Painting in Venice

03 Apr 2015

San Giacomo di Rialto, rainy afternoon oil on board 12 by 10 ins 2015-001

I wanted to post something about the Chelsea Art Society trip to Venice. I enjoyed the 12 days painting as much as any painting I’ve ever done. You cannot easily paint an original painting in Venice, or find much new to say, but at the same time it is almost impossible not to want to paint practically everything you look at. I first visited Venice in 1989 and in the intensity of the work rate we Chelsea artists set ourselves from day one I think I have finally outdone the sort of consistently long days Dave Rycroft and I achieved as teenagers back then!

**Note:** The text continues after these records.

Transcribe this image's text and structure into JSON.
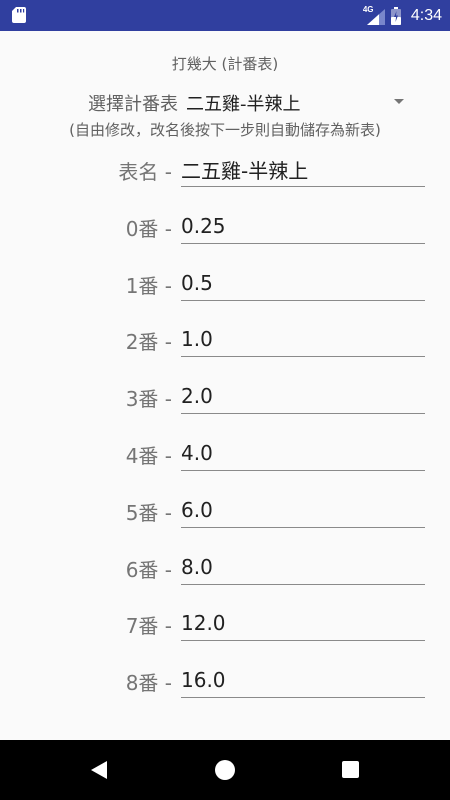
{
  "status_bar": {
    "network_label": "4G",
    "time": "4:34"
  },
  "title": "打幾大 (計番表)",
  "table_select": {
    "label": "選擇計番表",
    "value": "二五雞-半辣上"
  },
  "hint": "(自由修改，改名後按下一步則自動儲存為新表)",
  "table_name": {
    "label": "表名 -",
    "value": "二五雞-半辣上"
  },
  "fan_fields": [
    {
      "label": "0番 -",
      "value": "0.25"
    },
    {
      "label": "1番 -",
      "value": "0.5"
    },
    {
      "label": "2番 -",
      "value": "1.0"
    },
    {
      "label": "3番 -",
      "value": "2.0"
    },
    {
      "label": "4番 -",
      "value": "4.0"
    },
    {
      "label": "5番 -",
      "value": "6.0"
    },
    {
      "label": "6番 -",
      "value": "8.0"
    },
    {
      "label": "7番 -",
      "value": "12.0"
    },
    {
      "label": "8番 -",
      "value": "16.0"
    }
  ],
  "icons": {
    "sd_card": "sd-card-icon",
    "signal": "signal-icon",
    "battery": "battery-icon",
    "dropdown": "dropdown-arrow-icon",
    "back": "back-icon",
    "home": "home-icon",
    "recent": "recent-apps-icon"
  },
  "colors": {
    "status_bar": "#303f9f",
    "background": "#fafafa",
    "nav_bar": "#000000"
  }
}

There was much competitive talk about the clinking of easels at dawn- on some days the house was empty by sunrise at 6.20am.

Santa Maria delle salute and Grand Canal, oil on board 12 by 10 ins-001

I’m not yet especially pleased with any individual picture, although many have potential, but having started 40 paintings in 12 days I am certainly pleased to have gone up through the gears. There is something about Venice itself, a quality of the light which is quite physical and which makes it hard to tear yourself away. March weather makes life tricky- at dawn you need every layer you can lay your hands on, fingerless gloves, long johns, the lot. But we mainly enjoyed fine weather, looking south across the sparkle of the lagoon, or finding quiet corners on bridges and backwaters to make studies in various media, oil in my case, with others working in oil, tempera and pastel.

Being in a group encouraged greater productivity too- even on wet days when one might have preferred to stay at home. Nobody wants to be last out or first back in, but then nobody especially wants to paint in the rain whilst roosting pigeons add their very own texture from above, and it takes a bit of friendly rivalry to force one out into the cold. As it happens I have had previous experience of the San Marco pigeon, working on a watercolour in 89, and at least with oils it can be scraped off. All part of the rich tapestry of plein air work.

The evenings were enlivened with large quantities of the local shops’ home-made white wine, and some culinary masterpieces. We can thoroughly recommend the air b and b apartment we stayed in near Miracoli.

We hope to show a handful of pieces each from our trip at the Chelsea Art Society open exhibition in June at Chelsea Town Hall.